At no time in recent history, not even during the FQS, has student activists from different shades of the political spectrum are coming out of the streets and elucidating their own analysis of the present situation in various forums.  While students outside of Metro Manila and several urban centers have yet to get their acts together to give the student protest movement a nationwide character, there is great interest watching how this new phenomenon will evolve.

But there are lessons in history that today's student protest movement and activists should seriously take into account.

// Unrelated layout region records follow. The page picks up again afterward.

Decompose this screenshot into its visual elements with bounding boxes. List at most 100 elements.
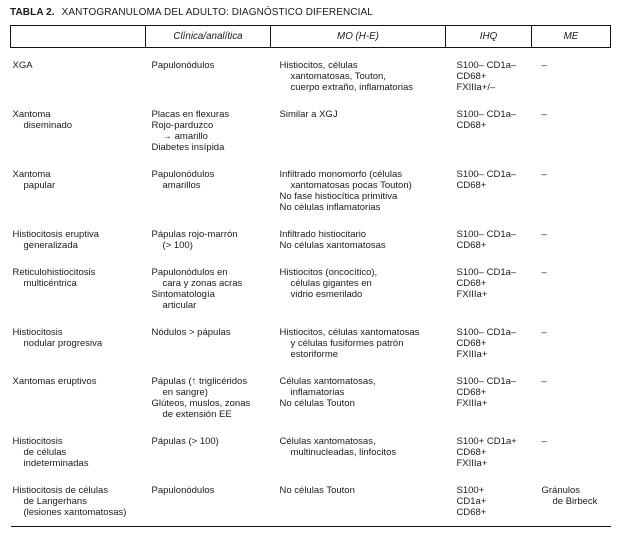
cell-ihq: S100– CD1a– CD68+ FXIIIa+ [446, 360, 532, 420]
cell-line: Nódulos > pápulas [151, 327, 231, 338]
header-cell-clinica: Clínica/analítica [145, 25, 271, 48]
cell-me: – [532, 93, 611, 153]
table-row: Histiocitosis de células indeterminadas Páp… [11, 420, 611, 469]
cell-line: Xantoma [12, 109, 51, 120]
cell-line: FXIIIa+ [456, 398, 488, 409]
cell-line: S100– CD1a– [456, 327, 517, 338]
cell-ihq: S100+ CD1a+ CD68+ FXIIIa+ [446, 420, 532, 469]
cell-line: indeterminadas [23, 458, 89, 469]
cell-line: CD68+ [456, 120, 487, 131]
cell-line: CD1a+ [456, 496, 487, 507]
cell-ihq: S100– CD1a– CD68+ [446, 213, 532, 251]
cell-line: xantomatosas, Touton, [290, 71, 386, 82]
cell-ihq: S100+ CD1a+ CD68+ [445, 469, 532, 527]
cell-ihq: S100– CD1a– CD68+ [446, 93, 532, 153]
cell-line: Infiltrado histiocitario [279, 229, 367, 240]
cell-line: Células xantomatosas, [279, 376, 376, 387]
header-cell-me: ME [531, 25, 611, 48]
cell-me: – [532, 153, 611, 213]
cell-line: articular [162, 300, 197, 311]
cell-entity: Histiocitosis nodular progresiva [11, 311, 146, 360]
cell-line: Pápulas (> 100) [151, 436, 219, 447]
cell-line: diseminado [23, 120, 73, 131]
cell-ihq: S100– CD1a– CD68+ FXIIIa+ [446, 251, 532, 311]
cell-line: inflamatorias [290, 387, 345, 398]
cell-line: Xantoma [12, 169, 51, 180]
table-row: Histiocitosis nodular progresiva Nódulos >… [11, 311, 611, 360]
cell-line: S100– CD1a– [456, 60, 517, 71]
cell-clinica: Pápulas (> 100) [146, 420, 271, 469]
cell-line: No células Touton [279, 485, 355, 496]
cell-mo: Células xantomatosas, multinucleadas, lin… [271, 420, 446, 469]
cell-clinica: Nódulos > pápulas [146, 311, 271, 360]
cell-line: CD68+ [456, 240, 487, 251]
cell-mo: Histiocitos, células xantomatosas, Touton… [271, 48, 446, 93]
cell-line: – [541, 109, 547, 120]
table-row: Histiocitosis de células de Langerhans (le… [10, 469, 611, 527]
cell-entity: Xantoma diseminado [11, 93, 146, 153]
cell-line: cuerpo extraño, inflamatorias [290, 82, 414, 93]
cell-line: Histiocitosis [12, 436, 63, 447]
cell-line: – [541, 60, 547, 71]
cell-mo: Histiocitos (oncocítico), células gigante… [271, 251, 446, 311]
cell-entity: Histiocitosis eruptiva generalizada [11, 213, 146, 251]
cell-line: – [541, 169, 547, 180]
cell-line: S100+ CD1a+ [456, 436, 517, 447]
cell-line: Papulonódulos en [151, 267, 228, 278]
cell-line: xantomatosas pocas Touton) [290, 180, 412, 191]
cell-line: (lesiones xantomatosas) [23, 507, 127, 518]
differential-diagnosis-table: Clínica/analítica MO (H-E) IHQ ME XGA Pap… [10, 25, 611, 527]
cell-entity: Histiocitosis de células de Langerhans (le… [10, 469, 146, 527]
cell-me: – [532, 311, 611, 360]
cell-line: Reticulohistiocitosis [12, 267, 96, 278]
cell-clinica: Papulonódulos en cara y zonas acras Sintom… [146, 251, 271, 311]
cell-line: S100+ [456, 485, 485, 496]
cell-line: CD68+ [456, 71, 487, 82]
cell-line: de Langerhans [23, 496, 87, 507]
cell-entity: XGA [11, 48, 146, 94]
cell-clinica: Papulonódulos [146, 48, 271, 94]
scanned-table-page: TABLA 2. XANTOGRANULOMA DEL ADULTO: DIAG… [10, 7, 611, 527]
cell-entity: Histiocitosis de células indeterminadas [11, 420, 146, 469]
cell-line: Rojo-parduzco [151, 120, 214, 131]
cell-line: – [541, 327, 547, 338]
table-title-text: XANTOGRANULOMA DEL ADULTO: DIAGNÓSTICO D… [61, 7, 373, 18]
cell-line: estoriforme [290, 349, 339, 360]
table-title-label: TABLA 2. [10, 7, 55, 18]
cell-line: S100– CD1a– [456, 229, 517, 240]
cell-me: – [532, 251, 611, 311]
cell-me: Gránulos de Birbeck [531, 469, 611, 527]
cell-line: Pápulas rojo-marrón [151, 229, 238, 240]
cell-line: Papulonódulos [151, 60, 215, 71]
cell-mo: No células Touton [270, 469, 446, 527]
cell-line: – [541, 436, 547, 447]
cell-line: Glúteos, muslos, zonas [151, 398, 251, 409]
table-row: Xantoma papular Papulonódulos amarillos Infi… [11, 153, 611, 213]
cell-line: S100– CD1a– [456, 169, 517, 180]
table-row: Histiocitosis eruptiva generalizada Pápula… [11, 213, 611, 251]
cell-me: – [532, 48, 611, 94]
cell-line: CD68+ [456, 507, 487, 518]
cell-line: multinucleadas, linfocitos [290, 447, 397, 458]
cell-mo: Infiltrado monomorfo (células xantomatosa… [271, 153, 446, 213]
cell-line: Similar a XGJ [279, 109, 338, 120]
cell-mo: Histiocitos, células xantomatosas y célul… [271, 311, 446, 360]
cell-line: Papulonódulos [151, 485, 215, 496]
cell-ihq: S100– CD1a– CD68+ FXIIIa+/– [446, 48, 532, 93]
cell-line: Diabetes insípida [151, 142, 225, 153]
table-row: Xantoma diseminado Placas en flexuras Rojo-… [11, 93, 611, 153]
header-cell-mo: MO (H-E) [270, 25, 446, 48]
cell-line: cara y zonas acras [162, 278, 243, 289]
cell-line: nodular progresiva [23, 338, 103, 349]
cell-line: vidrio esmerilado [290, 289, 363, 300]
cell-line: CD68+ [456, 278, 487, 289]
cell-line: Placas en flexuras [151, 109, 230, 120]
cell-entity: Xantoma papular [11, 153, 146, 213]
cell-line: – [541, 376, 547, 387]
cell-ihq: S100– CD1a– CD68+ [446, 153, 532, 213]
cell-line: Gránulos [541, 485, 581, 496]
cell-line: generalizada [23, 240, 78, 251]
cell-line: de extensión EE [162, 409, 232, 420]
cell-line: Infiltrado monomorfo (células [279, 169, 403, 180]
cell-line: (> 100) [162, 240, 193, 251]
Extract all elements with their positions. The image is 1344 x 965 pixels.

Student leaders during the First Philippine Revolution largely came from the illustrados and, thus, were stuck up with the reformist movement.  It took the likes of Andres Bonifacio to realize the futility of reforms.  By organizing the Katipunan and leading the Revolution, Bonifacio, then just in his late 20's, proved that the youth could actually lead a national revolution.

Of course, history taught us how the 1986 Philippine Revolution was co-opted by the illustrados.

Student activists during the Marcos regime, at least those identified with the Left, went underground to lay down the groundwork for a protracted struggle against the dictatorship that culminated in EDSA I.  They developed a new breed of student activists ideologically equipped to engage the mainstream opposition personalities opposed to the dictatorship.  The ideological rigidity of student leaders identified with the Left however also proved to be their undoing as it was the faction of the elite who benefited most for their painstaking work of organizing and mobilizing the youth that ousted the dictatorship.  Student activists were largely relegated to the periphery in post-EDSA government.

What is fascinating and refreshing in today's new breed of student activists is that they are coming from the broad spectrum of the political landscape.

Student activists from the Left, although by far still the best organized, are now suddenly finding themselves competing with other youth and student groups for the vanguard role they have played many times in the past.

Today's student activists are likewise no longer lumped as a fist-clenching and sloganeering lot which bodes well for the youth sector to evolve into one of the more potent forces in the protest movement against the Arroyo administration.

They are now looked upon by veterans of past EDSA Revolts as fresh faces of the protest movement and are expected to carry the torch of student activism and keep the fire burning. (MindaViews is the opinion section of MindaNews. Edwin G. Espejo is former editor in chief of SunStar General Santos).